Caching
ProxyLLM keeps a two-tier cache: an exact-string match first, then a semantic similarity search. Cache hits return in milliseconds and cost you nothing in upstream tokens.
How a request is cached
- The system prompt + last user message are normalized (lowercased, punctuation stripped, whitespace collapsed) and SHA-256'd.
- Exact match: if the hash exists in Redis, we return the cached response immediately. No API call.

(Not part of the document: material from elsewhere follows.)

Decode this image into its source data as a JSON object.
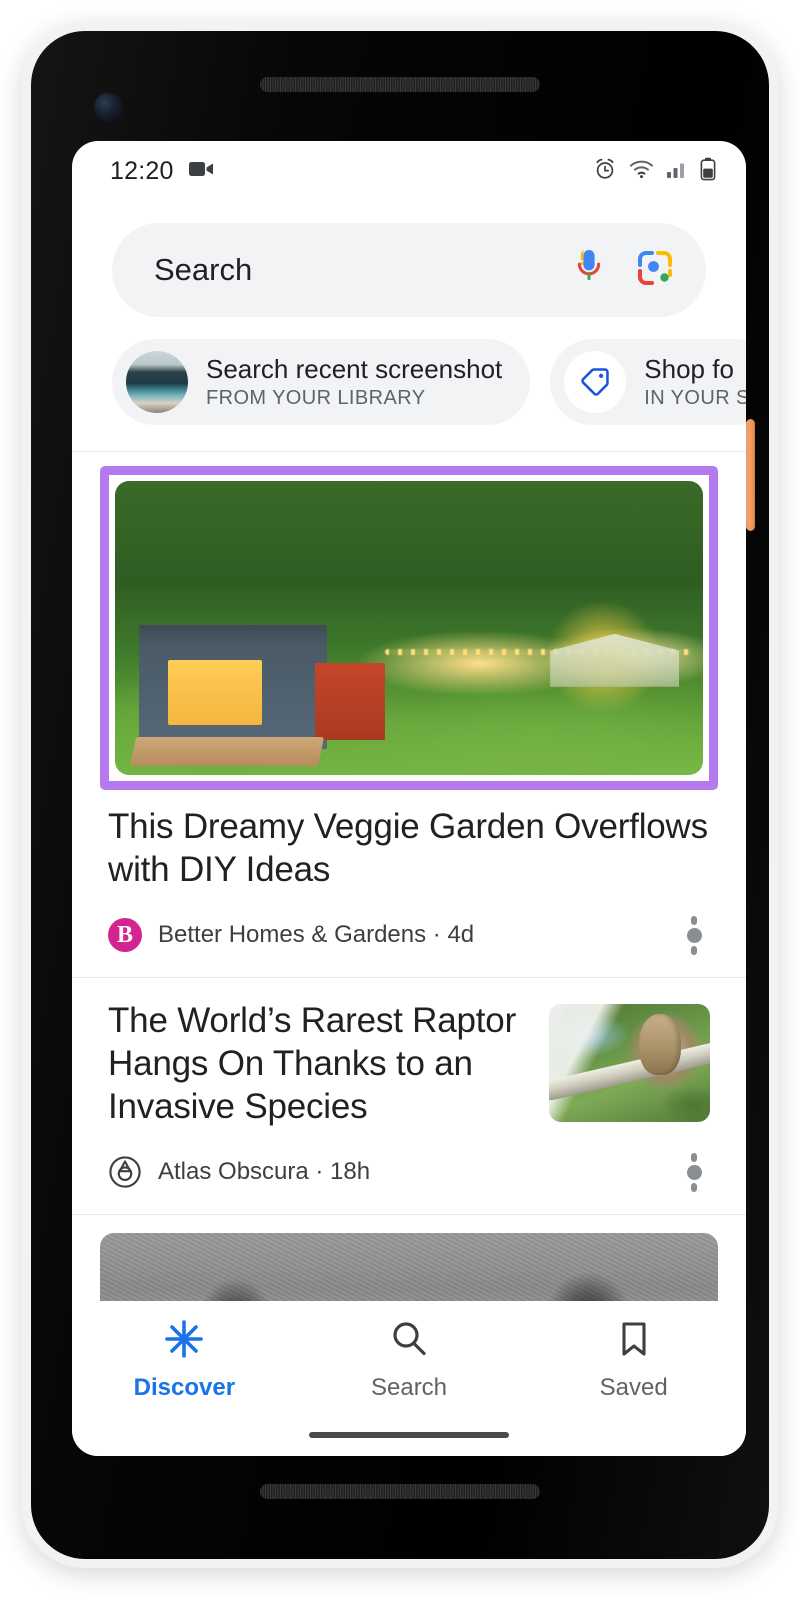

- Semantic match:on a miss, we embed the normalized text and scan the workspace's vector pool (dot product). If any stored vector scores ≥ the similarity threshold (default
0.93), we return its cached response. - On both misses, we forward to the LLM. The response is stored under the new hash + a vector is added in the background.
Response headers
| Header | Meaning |
|---|---|
x-proxyllm-cache | hit or miss |
x-proxyllm-cache-type | Only set on hit. exact or semantic. |
x-proxyllm-cache-similarity | Only set on semantic hit. Cosine similarity, e.g. 0.9612. |
x-proxyllm-cost | Upstream cost we charged (USD). 0.00000000 on cache hits. |
x-proxyllm-cost-saved | Only on hit. Estimated USD you avoided by hitting cache instead of the upstream provider. |
x-proxyllm-model | The model that was used (or would have been used) for this request. |
Plan limits
- Free: exact + semantic cache, 24h TTL, 1,000-vector pool per workspace (FIFO eviction).
- Pro: exact + semantic cache, 72h TTL, 10,000-vector pool.
- Scale: exact + semantic cache, 168h (7d) TTL, unlimited vector pool.
When the cache is automatically bypassed
Some requests skip the cache entirely — no read, no write. We do this conservatively to avoid serving a response that was generated for a different conversation:
- Multi-turn conversations (more than one message). The cache key uses only
system + last user message, so two different conversations that share the same final user message would collide. Single-turn requests cache normally. - Tool use, extended thinking, and non-text content blocks on
/v1/messages— tool results are intent-specific, thinking outputs depend on budget, and images/documents aren't text-comparable.
Skipping the cache manually
Add a small unique token to your prompt (e.g. a request ID or timestamp) when you genuinely need a fresh generation. The normalized text will differ — no cache hit. Use sparingly: bypassing the cache is what you're paying us to avoid.